Collegium claims Coatesville owes $18 million. Coatesville wants Collegium to obtain its tuition payments directly through the Pennsylvania Department of Education. The case is now in Commonwealth court.
"This significant withholding of the district's subsidy presented a dramatic financial blow to the district, causing serious cash flow problems, and impact the district's ability to maintain operations at expected levels," Fisher said.
Meanwhile, Coatesville continues to lose students to charter schools to the extent there is a waiting list at Avon Grove Charter Schools. Coatesville’s enrollment has dropped more than 16 percent, to 5,700 in the past 10 years. But in that same time, Collegium has expanded by nearly 130 percent and now has about 3,000 students, 2,100 of whom are from Coatesville.
Tom Keech, Coatesville school director, this week called for residents to contact their lawmakers about the problem.

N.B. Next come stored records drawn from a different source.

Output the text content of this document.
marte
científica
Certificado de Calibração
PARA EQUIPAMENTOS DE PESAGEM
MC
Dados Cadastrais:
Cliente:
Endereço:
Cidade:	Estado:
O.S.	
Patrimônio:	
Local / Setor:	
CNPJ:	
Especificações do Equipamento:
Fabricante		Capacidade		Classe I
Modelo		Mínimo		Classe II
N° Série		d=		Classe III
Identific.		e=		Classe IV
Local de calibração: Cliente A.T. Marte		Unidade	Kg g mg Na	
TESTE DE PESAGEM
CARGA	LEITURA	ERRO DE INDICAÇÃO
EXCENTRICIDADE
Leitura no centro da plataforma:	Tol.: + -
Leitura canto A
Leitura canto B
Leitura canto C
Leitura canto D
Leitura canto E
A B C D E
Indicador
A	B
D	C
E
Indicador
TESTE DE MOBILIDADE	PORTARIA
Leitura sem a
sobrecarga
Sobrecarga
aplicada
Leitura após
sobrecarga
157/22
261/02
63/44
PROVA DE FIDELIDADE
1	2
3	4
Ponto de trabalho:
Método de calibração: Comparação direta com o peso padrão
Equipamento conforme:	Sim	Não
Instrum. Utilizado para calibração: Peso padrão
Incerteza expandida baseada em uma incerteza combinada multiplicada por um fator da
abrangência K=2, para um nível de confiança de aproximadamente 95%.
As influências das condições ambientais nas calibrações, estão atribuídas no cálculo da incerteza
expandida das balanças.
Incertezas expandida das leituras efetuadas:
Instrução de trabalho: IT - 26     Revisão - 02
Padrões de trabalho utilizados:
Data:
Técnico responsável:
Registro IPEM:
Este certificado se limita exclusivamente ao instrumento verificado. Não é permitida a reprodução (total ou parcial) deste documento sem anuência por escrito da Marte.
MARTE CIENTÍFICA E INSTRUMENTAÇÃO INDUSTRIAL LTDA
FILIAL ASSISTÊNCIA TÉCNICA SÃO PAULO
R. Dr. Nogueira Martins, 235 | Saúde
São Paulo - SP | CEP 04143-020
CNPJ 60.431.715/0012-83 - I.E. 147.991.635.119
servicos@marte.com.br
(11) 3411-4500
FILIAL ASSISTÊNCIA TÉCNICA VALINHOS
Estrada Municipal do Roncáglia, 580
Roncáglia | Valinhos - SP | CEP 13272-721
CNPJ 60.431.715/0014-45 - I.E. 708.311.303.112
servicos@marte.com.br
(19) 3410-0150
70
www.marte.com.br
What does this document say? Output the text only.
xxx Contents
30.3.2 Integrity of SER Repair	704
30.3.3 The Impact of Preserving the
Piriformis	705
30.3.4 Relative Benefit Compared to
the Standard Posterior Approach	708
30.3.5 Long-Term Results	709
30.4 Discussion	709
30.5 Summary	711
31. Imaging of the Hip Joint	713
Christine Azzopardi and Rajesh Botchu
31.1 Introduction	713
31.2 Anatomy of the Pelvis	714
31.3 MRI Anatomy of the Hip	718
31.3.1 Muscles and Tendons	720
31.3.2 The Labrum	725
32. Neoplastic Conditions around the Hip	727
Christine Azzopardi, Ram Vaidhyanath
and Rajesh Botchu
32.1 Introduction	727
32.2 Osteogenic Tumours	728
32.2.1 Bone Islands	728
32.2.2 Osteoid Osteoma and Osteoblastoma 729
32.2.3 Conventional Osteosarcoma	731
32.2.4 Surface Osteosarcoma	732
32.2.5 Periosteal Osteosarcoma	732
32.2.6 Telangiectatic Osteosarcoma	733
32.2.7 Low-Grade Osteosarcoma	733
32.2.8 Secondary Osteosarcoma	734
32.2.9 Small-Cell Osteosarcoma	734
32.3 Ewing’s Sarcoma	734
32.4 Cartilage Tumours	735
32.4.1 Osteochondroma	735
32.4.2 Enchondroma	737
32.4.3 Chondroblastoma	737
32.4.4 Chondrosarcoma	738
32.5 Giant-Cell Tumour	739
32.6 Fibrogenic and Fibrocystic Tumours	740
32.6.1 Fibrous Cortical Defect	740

"We will need some serious help over the next year or two if we are to maintain both charter and public schools here in Coatesville," he said. "If you are a proponent of charter schools, write your legislators and ask them to increase funding to the Coatesville School District. and if you are not a proponent, write your lawmakers and ask them to change the funding formula."
Coatesville school officials acknowledge that Collegium is billing Coatesville the correct amount based on the funding formula. But Coatesville officials maintain that funding formula is flawed.
"Both our charter and public schools will have problems if we don't have solutions here," Keech said.
Fisher said the school district supports a parent's right to choice to allow their children to attend the school of choice. But he said that unless there is equitable funding, Coatesville faces financial ruin.
"We believe that Pennsylvania charter school funding is unfair, inequitable and outdated and in dire need of reform," Fisher said. "Coatesville is one of many school districts faced with the challenges of charter school funding."